Thursday, May 16, 2013

Design Fixation and The City

One development that's undergone much recent study in the field of engineering is the concept of design fixation, the reluctance of a designer to innovate due to their unquestioned adherence to existing ideas or due to the influence of previous designs upon them.

According to a study published by the American Society for Testing and Materials (ASTM), design fixation is often subliminal, and occurring regardless of what instructions are provided to the designer. This often results in a flawed design being, in a large part, copied, despite the designer being told specifically that it is flawed.  

This concept is beginning to manifest itself in several interesting ways in regards to city planning. One of the most apparent is the idea that in order to be competitive and economically resilient, a city should strive on attracting a "creative class" of young professionals, something which recent research shows might not actually work, as opposed to trying to develop one by increasing the quality of education, public services, or low income housing.

Another way is by cities directly copying aspects of comprehensive plans from other cities without optimization or the understanding of why they were originally developed. A good example of this is the implementation of form-based zoning codes aimed at promoting pedestrian friendliness and mixed uses. This is often seen when cities do not provide a reason or direction for their codes, and implement them over large areas of land instead of applying them to specific neighborhoods.

A good example of this is "new urbanist" suburbs which are composed of rowhouses on a grid plan, but do not exist in a larger context. They must still be accessed by car, and still have minimal connectivity to adjacent roads.  

One of the major flaws of the urban renewal program in the 1950s and 1960s was that it tried to apply standardized solutions to a variety of problems across a variety of cities, itself an expression of design fixation. This approach paid no attention to the peculiarities of the urban environment.

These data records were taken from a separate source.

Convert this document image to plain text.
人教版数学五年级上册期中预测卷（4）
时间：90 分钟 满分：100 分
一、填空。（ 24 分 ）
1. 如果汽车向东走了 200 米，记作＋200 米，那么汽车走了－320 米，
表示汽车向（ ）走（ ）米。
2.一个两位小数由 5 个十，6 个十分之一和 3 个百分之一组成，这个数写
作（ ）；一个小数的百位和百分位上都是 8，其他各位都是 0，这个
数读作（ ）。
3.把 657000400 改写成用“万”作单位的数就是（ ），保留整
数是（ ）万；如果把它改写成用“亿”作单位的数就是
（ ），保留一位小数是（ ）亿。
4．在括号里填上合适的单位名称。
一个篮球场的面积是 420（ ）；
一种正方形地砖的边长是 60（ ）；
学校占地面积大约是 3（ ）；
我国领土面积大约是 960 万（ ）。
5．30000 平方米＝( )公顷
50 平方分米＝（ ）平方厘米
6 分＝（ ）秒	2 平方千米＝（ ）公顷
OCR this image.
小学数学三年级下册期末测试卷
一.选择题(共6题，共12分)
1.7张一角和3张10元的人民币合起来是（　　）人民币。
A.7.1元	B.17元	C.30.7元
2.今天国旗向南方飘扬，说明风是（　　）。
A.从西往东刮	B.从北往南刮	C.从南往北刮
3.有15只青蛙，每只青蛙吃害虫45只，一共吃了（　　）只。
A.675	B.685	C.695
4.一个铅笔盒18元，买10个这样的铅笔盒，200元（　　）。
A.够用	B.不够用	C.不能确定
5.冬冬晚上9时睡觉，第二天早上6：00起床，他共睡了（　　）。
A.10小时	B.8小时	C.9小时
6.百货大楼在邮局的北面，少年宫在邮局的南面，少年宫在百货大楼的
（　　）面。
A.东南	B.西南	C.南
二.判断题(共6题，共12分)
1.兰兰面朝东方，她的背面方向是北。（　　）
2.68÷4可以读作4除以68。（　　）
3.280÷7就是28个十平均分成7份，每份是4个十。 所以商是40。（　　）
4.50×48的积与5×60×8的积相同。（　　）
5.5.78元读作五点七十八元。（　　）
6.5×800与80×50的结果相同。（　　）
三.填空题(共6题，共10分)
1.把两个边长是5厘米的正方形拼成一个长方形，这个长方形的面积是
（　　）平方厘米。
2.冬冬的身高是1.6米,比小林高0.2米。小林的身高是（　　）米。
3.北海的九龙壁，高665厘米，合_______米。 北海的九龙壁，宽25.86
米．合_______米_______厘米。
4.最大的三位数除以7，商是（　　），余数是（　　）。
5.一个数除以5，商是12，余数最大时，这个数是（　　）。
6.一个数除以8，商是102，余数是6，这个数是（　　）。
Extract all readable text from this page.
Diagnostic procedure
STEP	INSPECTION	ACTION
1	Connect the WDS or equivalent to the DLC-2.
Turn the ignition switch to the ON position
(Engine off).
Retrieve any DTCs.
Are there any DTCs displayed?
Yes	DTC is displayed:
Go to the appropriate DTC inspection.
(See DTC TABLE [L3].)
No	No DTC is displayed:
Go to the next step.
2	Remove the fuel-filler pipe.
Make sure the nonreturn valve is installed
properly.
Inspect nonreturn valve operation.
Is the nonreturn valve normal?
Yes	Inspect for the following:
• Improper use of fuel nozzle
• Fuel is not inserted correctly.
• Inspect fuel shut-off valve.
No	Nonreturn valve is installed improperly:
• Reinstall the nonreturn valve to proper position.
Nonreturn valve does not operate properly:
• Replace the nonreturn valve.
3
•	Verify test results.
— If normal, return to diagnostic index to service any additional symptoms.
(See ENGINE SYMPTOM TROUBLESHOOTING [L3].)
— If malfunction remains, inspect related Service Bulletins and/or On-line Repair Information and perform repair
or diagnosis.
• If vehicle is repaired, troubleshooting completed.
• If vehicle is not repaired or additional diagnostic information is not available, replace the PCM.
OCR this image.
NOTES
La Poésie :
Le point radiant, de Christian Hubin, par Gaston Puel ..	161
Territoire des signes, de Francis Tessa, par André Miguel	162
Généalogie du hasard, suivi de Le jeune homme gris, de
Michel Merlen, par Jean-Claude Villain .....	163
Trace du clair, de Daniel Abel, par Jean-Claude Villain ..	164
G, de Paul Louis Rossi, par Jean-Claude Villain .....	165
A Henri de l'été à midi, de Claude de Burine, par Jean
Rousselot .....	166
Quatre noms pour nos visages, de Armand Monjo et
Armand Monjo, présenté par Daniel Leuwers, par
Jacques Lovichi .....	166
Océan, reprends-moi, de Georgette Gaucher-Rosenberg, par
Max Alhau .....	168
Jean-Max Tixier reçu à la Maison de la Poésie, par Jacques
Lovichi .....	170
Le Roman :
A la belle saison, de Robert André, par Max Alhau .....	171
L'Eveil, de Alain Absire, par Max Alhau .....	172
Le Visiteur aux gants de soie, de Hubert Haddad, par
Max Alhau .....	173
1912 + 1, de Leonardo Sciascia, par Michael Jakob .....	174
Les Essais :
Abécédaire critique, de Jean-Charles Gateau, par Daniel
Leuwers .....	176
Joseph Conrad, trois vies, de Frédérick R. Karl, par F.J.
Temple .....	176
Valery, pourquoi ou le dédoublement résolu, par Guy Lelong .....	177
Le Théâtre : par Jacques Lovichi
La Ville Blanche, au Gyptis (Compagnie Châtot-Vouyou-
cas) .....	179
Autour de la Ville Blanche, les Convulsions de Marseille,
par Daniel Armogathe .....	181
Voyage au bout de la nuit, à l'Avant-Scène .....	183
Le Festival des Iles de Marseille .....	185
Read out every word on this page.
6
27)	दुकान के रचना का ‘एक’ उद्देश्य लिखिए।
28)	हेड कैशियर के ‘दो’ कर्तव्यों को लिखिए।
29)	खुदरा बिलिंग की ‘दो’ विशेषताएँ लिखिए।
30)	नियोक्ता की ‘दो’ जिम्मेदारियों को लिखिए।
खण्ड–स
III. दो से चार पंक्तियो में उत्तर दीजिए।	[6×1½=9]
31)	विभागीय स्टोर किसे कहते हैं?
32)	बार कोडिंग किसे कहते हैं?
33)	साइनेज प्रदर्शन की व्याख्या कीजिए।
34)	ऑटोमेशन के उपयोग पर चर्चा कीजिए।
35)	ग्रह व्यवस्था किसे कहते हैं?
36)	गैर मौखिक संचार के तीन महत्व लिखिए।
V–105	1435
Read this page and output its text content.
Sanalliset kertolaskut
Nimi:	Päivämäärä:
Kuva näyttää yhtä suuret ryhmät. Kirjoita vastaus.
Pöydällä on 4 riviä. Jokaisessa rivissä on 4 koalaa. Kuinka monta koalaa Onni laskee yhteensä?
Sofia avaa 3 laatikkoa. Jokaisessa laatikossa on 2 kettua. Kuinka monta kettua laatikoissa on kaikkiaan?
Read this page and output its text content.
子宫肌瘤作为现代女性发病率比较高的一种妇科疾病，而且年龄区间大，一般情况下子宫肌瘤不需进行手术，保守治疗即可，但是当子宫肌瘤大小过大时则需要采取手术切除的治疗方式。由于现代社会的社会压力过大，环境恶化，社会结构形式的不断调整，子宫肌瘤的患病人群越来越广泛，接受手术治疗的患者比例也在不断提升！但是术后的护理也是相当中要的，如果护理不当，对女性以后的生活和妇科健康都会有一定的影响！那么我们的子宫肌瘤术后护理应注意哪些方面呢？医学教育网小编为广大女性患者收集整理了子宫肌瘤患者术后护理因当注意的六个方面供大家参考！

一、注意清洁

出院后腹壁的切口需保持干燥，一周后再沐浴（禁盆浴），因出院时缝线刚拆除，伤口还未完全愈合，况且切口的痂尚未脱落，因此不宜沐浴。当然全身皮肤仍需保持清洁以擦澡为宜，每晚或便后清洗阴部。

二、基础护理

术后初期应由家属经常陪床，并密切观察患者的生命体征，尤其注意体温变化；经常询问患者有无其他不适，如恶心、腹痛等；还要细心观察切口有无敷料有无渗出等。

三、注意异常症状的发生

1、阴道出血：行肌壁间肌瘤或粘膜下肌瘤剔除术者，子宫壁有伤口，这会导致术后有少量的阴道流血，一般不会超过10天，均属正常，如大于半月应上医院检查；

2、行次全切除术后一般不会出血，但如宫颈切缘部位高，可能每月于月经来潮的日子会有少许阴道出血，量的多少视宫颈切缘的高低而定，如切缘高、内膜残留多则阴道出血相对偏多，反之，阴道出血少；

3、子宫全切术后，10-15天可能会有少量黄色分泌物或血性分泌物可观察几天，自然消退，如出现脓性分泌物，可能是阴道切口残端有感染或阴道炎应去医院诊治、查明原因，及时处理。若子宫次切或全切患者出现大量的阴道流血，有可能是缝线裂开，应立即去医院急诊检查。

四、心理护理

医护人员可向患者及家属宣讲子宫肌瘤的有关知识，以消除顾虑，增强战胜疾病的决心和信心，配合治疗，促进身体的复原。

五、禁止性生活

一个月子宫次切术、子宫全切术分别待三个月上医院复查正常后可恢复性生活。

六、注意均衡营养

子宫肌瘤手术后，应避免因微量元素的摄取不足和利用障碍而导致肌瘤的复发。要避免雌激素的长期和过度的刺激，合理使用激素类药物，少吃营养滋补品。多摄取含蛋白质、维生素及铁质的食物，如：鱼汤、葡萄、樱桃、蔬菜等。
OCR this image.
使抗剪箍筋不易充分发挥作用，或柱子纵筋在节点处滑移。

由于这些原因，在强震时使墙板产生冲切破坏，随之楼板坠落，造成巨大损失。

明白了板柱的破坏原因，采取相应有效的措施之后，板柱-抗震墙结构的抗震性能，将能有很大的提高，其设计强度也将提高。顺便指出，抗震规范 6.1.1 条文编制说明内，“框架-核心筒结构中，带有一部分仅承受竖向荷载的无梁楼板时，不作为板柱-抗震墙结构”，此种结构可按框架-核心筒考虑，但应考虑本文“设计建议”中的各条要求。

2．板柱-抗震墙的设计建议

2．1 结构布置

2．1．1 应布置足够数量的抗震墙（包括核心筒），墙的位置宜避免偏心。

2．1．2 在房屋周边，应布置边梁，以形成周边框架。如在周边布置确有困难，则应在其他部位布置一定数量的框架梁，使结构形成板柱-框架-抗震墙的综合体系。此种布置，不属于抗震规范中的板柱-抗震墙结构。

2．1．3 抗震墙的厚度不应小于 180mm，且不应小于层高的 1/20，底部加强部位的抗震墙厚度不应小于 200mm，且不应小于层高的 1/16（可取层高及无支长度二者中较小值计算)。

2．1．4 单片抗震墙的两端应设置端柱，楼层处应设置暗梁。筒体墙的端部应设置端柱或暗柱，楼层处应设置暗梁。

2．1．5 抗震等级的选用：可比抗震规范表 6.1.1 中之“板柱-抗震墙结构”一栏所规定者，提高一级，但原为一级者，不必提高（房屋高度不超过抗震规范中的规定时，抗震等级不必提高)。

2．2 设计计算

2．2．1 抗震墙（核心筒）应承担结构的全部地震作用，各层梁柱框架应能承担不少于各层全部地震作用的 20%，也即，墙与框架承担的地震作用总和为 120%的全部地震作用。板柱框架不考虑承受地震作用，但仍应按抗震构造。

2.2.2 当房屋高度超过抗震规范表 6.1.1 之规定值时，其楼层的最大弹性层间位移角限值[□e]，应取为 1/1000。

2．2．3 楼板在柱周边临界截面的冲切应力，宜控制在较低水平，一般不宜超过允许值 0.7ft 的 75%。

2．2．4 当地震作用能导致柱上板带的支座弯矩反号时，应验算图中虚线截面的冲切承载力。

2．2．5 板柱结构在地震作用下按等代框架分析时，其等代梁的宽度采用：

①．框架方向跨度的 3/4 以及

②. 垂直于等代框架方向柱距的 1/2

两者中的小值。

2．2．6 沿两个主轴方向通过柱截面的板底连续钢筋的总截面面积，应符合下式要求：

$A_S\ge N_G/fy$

Jane Jacobs discussed several flaws with this approach, most notably, the fact that the design of these developments run counter to the way the street level is actually used by a city's inhabitants. She also noted that the interactions that take place among the residents of a city play a large part in keeping it safe, interesting, and economically competitive. Most importantly, she noted that each city has its own peculiarities which influence these interactions. The peculiarities of one city are different than those of another, and thus a planning solution to a particular problem may work in one city, but not in another.

In order to make a substantial effort at addressing the variety of urban problems that face us, such as poverty, crime, and abandonment, the reasons for them, demographic patters, investment and development rates, policing strategies, and travel patterns, must be thoroughly examined and well understood. In this way, each city is unique. A problem that is fundamentally different in two locations cannot be solved with the same solution.

This is what keeps urban design interesting, and I dare say, what makes it fun.